CR, like any publication, has made erroneous claims as well such as claims on car seats and dog foods - claims that have been disputed, re-tested and on some occasions corrected and retracted.

Ultimately, it is up to the consumer to decide to buy the product or not. But I think it is a good and healthy idea to read up on the issues with whatever product you are buying. In the end, hopefully we all end up becoming more informed and educated consumers.

Besides, it sounds like other than the dropped reception, CR seems to not have a problem with the iPhone's other features. So get a nice case or just start calling the device the "iDropCallsButIAmASweeeeetDigitalAssistant".

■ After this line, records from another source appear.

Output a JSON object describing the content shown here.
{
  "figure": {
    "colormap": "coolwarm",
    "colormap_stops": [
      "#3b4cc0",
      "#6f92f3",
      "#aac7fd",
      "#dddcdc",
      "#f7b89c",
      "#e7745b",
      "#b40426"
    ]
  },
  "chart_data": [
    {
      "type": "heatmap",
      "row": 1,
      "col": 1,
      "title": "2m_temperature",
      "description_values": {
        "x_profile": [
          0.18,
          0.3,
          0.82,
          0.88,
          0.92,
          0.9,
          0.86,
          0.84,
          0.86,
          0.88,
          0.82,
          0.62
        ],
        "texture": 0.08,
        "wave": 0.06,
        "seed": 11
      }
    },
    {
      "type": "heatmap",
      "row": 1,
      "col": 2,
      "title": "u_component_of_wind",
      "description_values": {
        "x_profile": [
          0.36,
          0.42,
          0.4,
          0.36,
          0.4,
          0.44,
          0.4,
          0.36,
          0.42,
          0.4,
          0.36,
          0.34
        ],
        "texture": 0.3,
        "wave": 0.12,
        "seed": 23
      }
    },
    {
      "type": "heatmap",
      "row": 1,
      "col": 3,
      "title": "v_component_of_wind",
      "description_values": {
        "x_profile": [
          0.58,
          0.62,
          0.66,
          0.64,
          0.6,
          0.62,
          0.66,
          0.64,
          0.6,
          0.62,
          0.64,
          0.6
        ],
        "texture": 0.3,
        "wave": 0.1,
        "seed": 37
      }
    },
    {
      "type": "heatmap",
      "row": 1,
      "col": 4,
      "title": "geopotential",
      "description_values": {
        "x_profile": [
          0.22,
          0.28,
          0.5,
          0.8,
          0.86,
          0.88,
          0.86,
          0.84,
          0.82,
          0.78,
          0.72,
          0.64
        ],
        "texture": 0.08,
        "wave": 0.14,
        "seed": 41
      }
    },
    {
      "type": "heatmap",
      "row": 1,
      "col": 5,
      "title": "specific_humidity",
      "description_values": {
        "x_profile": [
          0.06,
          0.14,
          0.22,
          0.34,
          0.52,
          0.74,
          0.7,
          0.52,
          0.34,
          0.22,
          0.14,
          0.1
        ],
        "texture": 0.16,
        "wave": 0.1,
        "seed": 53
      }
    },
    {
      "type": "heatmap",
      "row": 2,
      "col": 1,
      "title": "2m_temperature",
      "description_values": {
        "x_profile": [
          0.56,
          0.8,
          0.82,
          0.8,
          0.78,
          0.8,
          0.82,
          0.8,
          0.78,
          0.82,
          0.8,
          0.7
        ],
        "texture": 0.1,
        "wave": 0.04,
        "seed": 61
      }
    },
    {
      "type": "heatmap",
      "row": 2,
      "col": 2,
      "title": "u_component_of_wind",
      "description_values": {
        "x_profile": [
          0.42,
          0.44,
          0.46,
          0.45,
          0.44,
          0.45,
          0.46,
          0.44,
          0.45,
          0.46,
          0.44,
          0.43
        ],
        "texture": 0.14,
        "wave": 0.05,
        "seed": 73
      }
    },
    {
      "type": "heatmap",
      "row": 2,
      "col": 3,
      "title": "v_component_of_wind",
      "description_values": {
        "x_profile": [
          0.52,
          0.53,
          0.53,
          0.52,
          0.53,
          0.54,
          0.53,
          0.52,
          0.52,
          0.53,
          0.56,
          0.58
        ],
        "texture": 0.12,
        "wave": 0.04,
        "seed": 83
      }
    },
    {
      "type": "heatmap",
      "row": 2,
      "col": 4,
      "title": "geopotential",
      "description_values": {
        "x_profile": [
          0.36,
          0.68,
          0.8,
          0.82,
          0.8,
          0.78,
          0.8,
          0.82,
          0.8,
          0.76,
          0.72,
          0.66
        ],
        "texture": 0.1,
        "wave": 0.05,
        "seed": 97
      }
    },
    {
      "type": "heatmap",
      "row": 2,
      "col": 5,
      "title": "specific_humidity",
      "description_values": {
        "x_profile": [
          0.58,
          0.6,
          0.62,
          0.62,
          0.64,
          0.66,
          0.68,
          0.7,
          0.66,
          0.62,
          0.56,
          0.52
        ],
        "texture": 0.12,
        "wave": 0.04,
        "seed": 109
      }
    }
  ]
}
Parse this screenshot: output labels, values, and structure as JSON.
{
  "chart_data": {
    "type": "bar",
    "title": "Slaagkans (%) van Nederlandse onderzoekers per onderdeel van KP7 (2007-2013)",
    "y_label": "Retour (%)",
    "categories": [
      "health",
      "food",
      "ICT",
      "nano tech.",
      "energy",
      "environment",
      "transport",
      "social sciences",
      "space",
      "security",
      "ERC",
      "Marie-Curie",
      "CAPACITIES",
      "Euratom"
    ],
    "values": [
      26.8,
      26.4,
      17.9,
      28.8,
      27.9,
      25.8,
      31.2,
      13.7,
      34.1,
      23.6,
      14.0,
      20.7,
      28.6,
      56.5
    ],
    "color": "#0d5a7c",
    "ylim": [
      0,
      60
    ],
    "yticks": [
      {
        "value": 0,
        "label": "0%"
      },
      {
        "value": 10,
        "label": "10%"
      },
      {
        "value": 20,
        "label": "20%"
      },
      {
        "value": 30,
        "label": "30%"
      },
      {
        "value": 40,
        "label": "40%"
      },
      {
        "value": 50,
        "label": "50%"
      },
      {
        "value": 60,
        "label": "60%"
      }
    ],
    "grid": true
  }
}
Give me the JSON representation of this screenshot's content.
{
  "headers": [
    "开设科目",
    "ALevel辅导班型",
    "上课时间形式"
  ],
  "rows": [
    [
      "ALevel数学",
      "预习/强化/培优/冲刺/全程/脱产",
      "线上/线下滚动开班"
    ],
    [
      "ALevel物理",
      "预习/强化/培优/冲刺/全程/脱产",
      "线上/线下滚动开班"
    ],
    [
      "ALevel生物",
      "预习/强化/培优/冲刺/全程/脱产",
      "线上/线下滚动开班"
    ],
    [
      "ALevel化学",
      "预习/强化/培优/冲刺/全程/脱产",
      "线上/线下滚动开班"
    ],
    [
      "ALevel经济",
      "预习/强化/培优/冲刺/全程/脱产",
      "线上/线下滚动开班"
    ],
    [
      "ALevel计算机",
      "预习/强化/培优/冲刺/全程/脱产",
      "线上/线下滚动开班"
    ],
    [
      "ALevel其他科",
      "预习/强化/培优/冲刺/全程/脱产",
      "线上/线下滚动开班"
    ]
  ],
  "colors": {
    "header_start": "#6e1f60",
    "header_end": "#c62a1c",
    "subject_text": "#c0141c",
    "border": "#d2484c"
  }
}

Posted by: CTheSlayer | July 13, 2010 3:18 PM | Report abuse

Hello all Memphis Tennessee Iphone user here. I have the Iphone4 and I had the Iphone 3Gs and the problems are accurate. In my home I previously could get alright signal strength with the 3Gs now I can barley get a call out when I enter my neighborhood. Signal strength sucks!

Posted by: ttparks | July 13, 2010 4:03 PM | Report abuse

I live in a cold climate where temperatures of -60°F are not uncommon during the winter months. Many of us use synthetic motor oils because they have been shown to greatly reduce engine wear during cold starts.

Quite a few years ago, Consumer Reports tested synthetic motor oils in taxis, in NYC, if I recall correctly. Taxi engines rarely encounter cold starts. CR concluded that there was no significant difference in engine wear between regular and synthetic oils and that they could not recommend the use of synthetic oils due to the cost differential.

They clearly used the worst possible test conditions. Rubbing together a couple of blocks of aluminum, taken from a freezer at -60°F, would have yielded better information.

Ever since that report, I have always viewed CR with great scepticism. Time has failed to restore my confidence in the publication's objectivity.